Awk - Simple but powerful

Everything happened today while I was trying to visualize a set of items and its frequencies. Usually, till date, I had converted it to CSVs and then loaded into excel(in my office system!!). Everyone could easily interpret the values in the dataset this way. But when I needed to analyse this data alone, it became a little inconvenient for me. Thus I thought of writing a script which would help me to visualize this set of data in ASCII format. I know that there are many tools out there which would really help me do it through command prompt. But here I was in a situation where I would not be able to install anything new. Thus AWK came to the rescue…

Before going further into what I had done, I wanted to take some time to see what I had understood regarding the language from one of its creators.

As Brian Kernighan, said in one of his lectures, which I accidentally saw last week, writing a language for a specific task can help in solving that problem very well than writing a general purpose language every time which will include all the unwanted and complex constructs. These undesirable features in a general purpose language will only slow down the process of problem solving rather than helping to solve it efficiently.

AWK has solved the problem of text processing very efficiently, with many of the commonly used program patterns coded into the language itself. Thus we don’t have to go behind solving all the problems that is in front of us and just focus on the core things that are needed.
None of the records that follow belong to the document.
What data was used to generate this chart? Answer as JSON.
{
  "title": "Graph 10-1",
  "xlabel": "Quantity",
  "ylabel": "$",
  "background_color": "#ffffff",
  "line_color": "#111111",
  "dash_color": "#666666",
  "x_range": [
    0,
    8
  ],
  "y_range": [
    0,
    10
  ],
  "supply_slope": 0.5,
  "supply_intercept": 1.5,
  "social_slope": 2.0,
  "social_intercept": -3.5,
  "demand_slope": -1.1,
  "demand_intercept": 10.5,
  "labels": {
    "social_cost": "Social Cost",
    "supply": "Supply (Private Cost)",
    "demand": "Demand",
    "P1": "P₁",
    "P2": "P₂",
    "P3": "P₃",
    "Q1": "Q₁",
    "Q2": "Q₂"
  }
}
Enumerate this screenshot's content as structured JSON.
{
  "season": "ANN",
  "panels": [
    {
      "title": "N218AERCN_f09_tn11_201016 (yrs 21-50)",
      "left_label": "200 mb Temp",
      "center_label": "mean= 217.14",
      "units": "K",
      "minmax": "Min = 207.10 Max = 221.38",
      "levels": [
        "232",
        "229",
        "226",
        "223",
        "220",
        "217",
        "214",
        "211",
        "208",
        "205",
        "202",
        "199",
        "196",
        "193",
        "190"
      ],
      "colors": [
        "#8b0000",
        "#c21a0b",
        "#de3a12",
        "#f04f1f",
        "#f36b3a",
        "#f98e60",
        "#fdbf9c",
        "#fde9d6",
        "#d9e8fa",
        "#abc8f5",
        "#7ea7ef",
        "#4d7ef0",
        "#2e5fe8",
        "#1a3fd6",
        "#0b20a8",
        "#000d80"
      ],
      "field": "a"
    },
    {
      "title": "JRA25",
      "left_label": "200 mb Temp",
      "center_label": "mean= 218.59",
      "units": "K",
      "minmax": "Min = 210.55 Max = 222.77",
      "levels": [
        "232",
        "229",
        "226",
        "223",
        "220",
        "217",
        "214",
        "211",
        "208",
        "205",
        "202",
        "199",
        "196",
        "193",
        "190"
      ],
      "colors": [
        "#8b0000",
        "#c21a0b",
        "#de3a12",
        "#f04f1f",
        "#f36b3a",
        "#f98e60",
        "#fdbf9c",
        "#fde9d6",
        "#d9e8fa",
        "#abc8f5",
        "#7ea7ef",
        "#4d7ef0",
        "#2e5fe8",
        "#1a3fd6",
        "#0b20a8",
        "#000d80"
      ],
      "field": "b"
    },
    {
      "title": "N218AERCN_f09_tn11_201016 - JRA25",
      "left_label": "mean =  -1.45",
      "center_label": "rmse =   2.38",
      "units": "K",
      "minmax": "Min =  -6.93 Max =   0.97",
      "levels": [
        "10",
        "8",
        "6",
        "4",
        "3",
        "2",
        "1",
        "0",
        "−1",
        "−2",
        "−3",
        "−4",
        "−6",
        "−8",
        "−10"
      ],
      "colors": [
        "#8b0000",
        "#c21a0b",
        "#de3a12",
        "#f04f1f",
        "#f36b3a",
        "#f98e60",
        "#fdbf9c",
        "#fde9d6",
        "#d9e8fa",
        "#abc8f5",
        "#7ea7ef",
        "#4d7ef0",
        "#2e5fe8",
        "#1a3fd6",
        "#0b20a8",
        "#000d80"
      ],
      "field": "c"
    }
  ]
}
The need to parse the files line by line and execute some kind of common code pattern is very usual in text processing tasks. This is very neatly implemented in the language. The programmer just has to write only what the repeating code pattern is.

Each line can be broken down into columns - this by default uses space as a field separator. The field separators can also be changed.

As Mr.Kernighan said, if there is only one class that you can teach him data structures, then teach him associated arrays. This data structure has been used in AWK. It helps in maintaining a status of everything that we had done during our processing stage, and this status list can be utilized during the final consolidating stage.

Now coming back to the point what I was talking about…
Below given is the script that I had written to take the input as a list of two member set in a file, where the first member is the count and the second element is the identifier for each item. The script will print out the identifier and the horizontal bar graph for the entire list of items. I had to do a normalization for the values in count field, since the range of values may not be that predictable.

awk 'BEGIN \
     { min = -1 } \
     { if (min == -1) { min = $1} else if (min > $1) {min = $1}; \
       if (max < $1) max = $1; normal_count[$2] = $1; \
       sum += $1 \
     } \
     END \
     { diff = max - min; \
       for (i in normal_count) { normal_count[i] = (normal_count[i] - min)*100/diff; printf "%3d ", i; \
         for ( j=0; j<normal_count[i]; j++ ) \
         { printf "="; } print ""; \
         } \
     }' input | less

NOTE1: Thank you Ashwin for reading the first draft of this post.

NOTE2: Mostly all the points mentioned are taken directly from the lecture mentioned above.

NOTE3: I may have to rewrite the article.